Овсы зерна не успели порядком налить, а уж мешаться начали.
Ни зерна, ни соломы ожидать нельзя.
— Везде нынче на овсы жалуются! — вздыхает Арина Петровна, следя за Иудушкой, как он вычерпывает ложкой остатки супа.
Подают другое кушанье: ветчину с горошком.
Иудушка пользуется этим случаем, чтоб возобновить прерванный разговор.
— Вот жиды этого кушанья не едят, — говорит он.
— Жиды — пакостники, — отзывается отец благочинный, — их за это свиным ухом дразнят.
— Однако ж, вот и татары… Какая-нибудь причина этому да есть…
— И татары тоже пакостники — вот и причина.
— Мы конины не едим, а татары — свининой брезгают.
Вот в Париже, сказывают, крыс во время осады ели.
— Ну, те — французы!
Таким образом идет весь обед.
Подают карасей в сметане — Иудушка объясняет:
— Кушайте, батюшка!
Это караси особенные: покойный братец их очень любил!
Подают спаржу — Иудушка говорит:
— Вот это так спаржа!
В Петербурге за этакую спаржу рублик серебрецом платить надо.
Покойный братец сам за нею ухаживал!
Вон она, бог с ней, толстая какая!
У Арины Петровны так и кипит сердце: целый час прошел, а обед только в половине.
Иудушка словно нарочно медлит: поест, потом положит ножик и вилку, покалякает, потом опять поест и опять покалякает.
Сколько раз, в бывалое время, Арина Петровна крикивала за это на него: да ешь же, прости господи, сатана! — да, видно, он позабыл маменькины наставления.
А может быть, и не позабыл, а нарочно делает, мстит.
А может быть, даже и не мстит сознательно, а так нутро его, от природы ехидное, играет.
Наконец подали жаркое; в ту самую минуту, как все встали и отец дьякон затянул «о блаженном успении», — в коридоре поднялась возня, послышались крики, которые совсем уничтожили эффект заупокойного возгласа.
— Что там за шум! — крикнул Порфирий Владимирыч, — в кабак, что ли, забрались?
— Не кричи, сделай милость!
Это я… это мои сундуки перетаскивают, — отозвалась Арина Петровна и не без иронии прибавила: — Будешь, что ли, осматривать?
Все вдруг смолкли, даже Иудушка не нашелся и побледнел.
Он, впрочем, сейчас же сообразил, что надо как-нибудь замять неприятную апострофу матери, и, обратясь к отцу благочинному, начал:
— Вот тетерев, например… В России их множество, а в других странах…
— Да ешь, Христа ради: нам ведь двадцать пять верст ехать; надо засветло поспевать, — прервала его Арина Петровна, — Петенька! поторопи там, голубчик, чтоб пирожное подавали!
Несколько минут длилось молчание.
Порфирий Владимирыч живо доел свои кусок тетерьки и сидел бледный, постукивая ногой в пол и вздрагивая губами.

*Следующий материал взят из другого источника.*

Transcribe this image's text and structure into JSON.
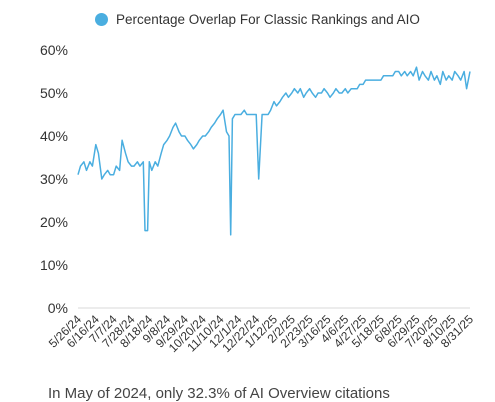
{
  "chart_data": {
    "type": "line",
    "title": "",
    "xlabel": "",
    "ylabel": "",
    "series": [
      {
        "name": "Percentage Overlap For Classic Rankings and AIO",
        "color": "#4aaee0",
        "points": [
          [
            "2024-05-26",
            31
          ],
          [
            "2024-05-29",
            33
          ],
          [
            "2024-06-02",
            34
          ],
          [
            "2024-06-05",
            32
          ],
          [
            "2024-06-09",
            34
          ],
          [
            "2024-06-12",
            33
          ],
          [
            "2024-06-16",
            38
          ],
          [
            "2024-06-19",
            36
          ],
          [
            "2024-06-23",
            30
          ],
          [
            "2024-06-26",
            31
          ],
          [
            "2024-06-30",
            32
          ],
          [
            "2024-07-03",
            31
          ],
          [
            "2024-07-07",
            31
          ],
          [
            "2024-07-10",
            33
          ],
          [
            "2024-07-14",
            32
          ],
          [
            "2024-07-17",
            39
          ],
          [
            "2024-07-21",
            36
          ],
          [
            "2024-07-24",
            34
          ],
          [
            "2024-07-28",
            33
          ],
          [
            "2024-07-31",
            33
          ],
          [
            "2024-08-04",
            34
          ],
          [
            "2024-08-07",
            33
          ],
          [
            "2024-08-11",
            34
          ],
          [
            "2024-08-13",
            18
          ],
          [
            "2024-08-16",
            18
          ],
          [
            "2024-08-18",
            34
          ],
          [
            "2024-08-21",
            32
          ],
          [
            "2024-08-25",
            34
          ],
          [
            "2024-08-28",
            33
          ],
          [
            "2024-09-01",
            36
          ],
          [
            "2024-09-04",
            38
          ],
          [
            "2024-09-08",
            39
          ],
          [
            "2024-09-11",
            40
          ],
          [
            "2024-09-15",
            42
          ],
          [
            "2024-09-18",
            43
          ],
          [
            "2024-09-22",
            41
          ],
          [
            "2024-09-25",
            40
          ],
          [
            "2024-09-29",
            40
          ],
          [
            "2024-10-02",
            39
          ],
          [
            "2024-10-06",
            38
          ],
          [
            "2024-10-09",
            37
          ],
          [
            "2024-10-13",
            38
          ],
          [
            "2024-10-16",
            39
          ],
          [
            "2024-10-20",
            40
          ],
          [
            "2024-10-23",
            40
          ],
          [
            "2024-10-27",
            41
          ],
          [
            "2024-10-30",
            42
          ],
          [
            "2024-11-03",
            43
          ],
          [
            "2024-11-06",
            44
          ],
          [
            "2024-11-10",
            45
          ],
          [
            "2024-11-13",
            46
          ],
          [
            "2024-11-17",
            41
          ],
          [
            "2024-11-20",
            40
          ],
          [
            "2024-11-22",
            17
          ],
          [
            "2024-11-24",
            44
          ],
          [
            "2024-11-27",
            45
          ],
          [
            "2024-12-01",
            45
          ],
          [
            "2024-12-04",
            45
          ],
          [
            "2024-12-08",
            46
          ],
          [
            "2024-12-11",
            45
          ],
          [
            "2024-12-15",
            45
          ],
          [
            "2024-12-18",
            45
          ],
          [
            "2024-12-22",
            45
          ],
          [
            "2024-12-25",
            30
          ],
          [
            "2024-12-29",
            45
          ],
          [
            "2025-01-01",
            45
          ],
          [
            "2025-01-05",
            45
          ],
          [
            "2025-01-08",
            46
          ],
          [
            "2025-01-12",
            48
          ],
          [
            "2025-01-15",
            47
          ],
          [
            "2025-01-19",
            48
          ],
          [
            "2025-01-22",
            49
          ],
          [
            "2025-01-26",
            50
          ],
          [
            "2025-01-29",
            49
          ],
          [
            "2025-02-02",
            50
          ],
          [
            "2025-02-05",
            51
          ],
          [
            "2025-02-09",
            50
          ],
          [
            "2025-02-12",
            51
          ],
          [
            "2025-02-16",
            49
          ],
          [
            "2025-02-19",
            50
          ],
          [
            "2025-02-23",
            51
          ],
          [
            "2025-02-26",
            50
          ],
          [
            "2025-03-02",
            49
          ],
          [
            "2025-03-05",
            50
          ],
          [
            "2025-03-09",
            50
          ],
          [
            "2025-03-12",
            51
          ],
          [
            "2025-03-16",
            50
          ],
          [
            "2025-03-19",
            49
          ],
          [
            "2025-03-23",
            50
          ],
          [
            "2025-03-26",
            51
          ],
          [
            "2025-03-30",
            50
          ],
          [
            "2025-04-02",
            50
          ],
          [
            "2025-04-06",
            51
          ],
          [
            "2025-04-09",
            50
          ],
          [
            "2025-04-13",
            51
          ],
          [
            "2025-04-16",
            51
          ],
          [
            "2025-04-20",
            51
          ],
          [
            "2025-04-23",
            52
          ],
          [
            "2025-04-27",
            52
          ],
          [
            "2025-04-30",
            53
          ],
          [
            "2025-05-04",
            53
          ],
          [
            "2025-05-07",
            53
          ],
          [
            "2025-05-11",
            53
          ],
          [
            "2025-05-14",
            53
          ],
          [
            "2025-05-18",
            53
          ],
          [
            "2025-05-21",
            54
          ],
          [
            "2025-05-25",
            54
          ],
          [
            "2025-05-28",
            54
          ],
          [
            "2025-06-01",
            54
          ],
          [
            "2025-06-04",
            55
          ],
          [
            "2025-06-08",
            55
          ],
          [
            "2025-06-11",
            54
          ],
          [
            "2025-06-15",
            55
          ],
          [
            "2025-06-18",
            54
          ],
          [
            "2025-06-22",
            55
          ],
          [
            "2025-06-25",
            54
          ],
          [
            "2025-06-29",
            56
          ],
          [
            "2025-07-02",
            53
          ],
          [
            "2025-07-06",
            55
          ],
          [
            "2025-07-09",
            54
          ],
          [
            "2025-07-13",
            53
          ],
          [
            "2025-07-16",
            55
          ],
          [
            "2025-07-20",
            53
          ],
          [
            "2025-07-23",
            54
          ],
          [
            "2025-07-27",
            52
          ],
          [
            "2025-07-30",
            55
          ],
          [
            "2025-08-03",
            53
          ],
          [
            "2025-08-06",
            54
          ],
          [
            "2025-08-10",
            53
          ],
          [
            "2025-08-13",
            55
          ],
          [
            "2025-08-17",
            54
          ],
          [
            "2025-08-20",
            53
          ],
          [
            "2025-08-24",
            55
          ],
          [
            "2025-08-27",
            51
          ],
          [
            "2025-08-31",
            55
          ]
        ]
      }
    ],
    "x_tick_labels": [
      "5/26/24",
      "6/16/24",
      "7/7/24",
      "7/28/24",
      "8/18/24",
      "9/8/24",
      "9/29/24",
      "10/20/24",
      "11/10/24",
      "12/1/24",
      "12/22/24",
      "1/12/25",
      "2/2/25",
      "2/23/25",
      "3/16/25",
      "4/6/25",
      "4/27/25",
      "5/18/25",
      "6/8/25",
      "6/29/25",
      "7/20/25",
      "8/10/25",
      "8/31/25"
    ],
    "x_tick_dates": [
      "2024-05-26",
      "2024-06-16",
      "2024-07-07",
      "2024-07-28",
      "2024-08-18",
      "2024-09-08",
      "2024-09-29",
      "2024-10-20",
      "2024-11-10",
      "2024-12-01",
      "2024-12-22",
      "2025-01-12",
      "2025-02-02",
      "2025-02-23",
      "2025-03-16",
      "2025-04-06",
      "2025-04-27",
      "2025-05-18",
      "2025-06-08",
      "2025-06-29",
      "2025-07-20",
      "2025-08-10",
      "2025-08-31"
    ],
    "y_tick_labels": [
      "0%",
      "10%",
      "20%",
      "30%",
      "40%",
      "50%",
      "60%"
    ],
    "y_ticks": [
      0,
      10,
      20,
      30,
      40,
      50,
      60
    ],
    "xlim": [
      "2024-05-26",
      "2025-08-31"
    ],
    "ylim": [
      0,
      60
    ],
    "grid": false,
    "legend": "top"
  },
  "note": "In May of 2024, only 32.3% of AI Overview citations"
}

— Обижаете вы меня, добрый друг маменька! крепко вы меня обижаете! — наконец произносит он, не глядя, впрочем, на мать.
— Кто тебя обидит!
И чем это я так… крепко тебя обидела?
— Очень-очень обидно… так обидно! так обидно!
В такую минуту… уезжать!
Все жили да жили… и вдруг… И наконец эти сундуки… осмотр… Обидно!
— Уж коли ты хочешь все знать, так я могу и ответ дать.
Жила я тут, покуда сын Павел был жив; умер он — я и уезжаю.
А что касается до сундуков, так Улитка давно за мной по твоему приказанью следит.
А по мне, лучше прямо сказать матери, что она в подозрении состоит, нежели, как змея, из-за чужой спины на нее шипеть.
— Маменька! друг мой! да вы… да я… — простонал Иудушка.
— Будет! — не дала ему продолжать Арина Петровна, — я высказалась.
— Но чем же, друг мой, я мог…
— Говорю тебе: я высказалась — и оставь.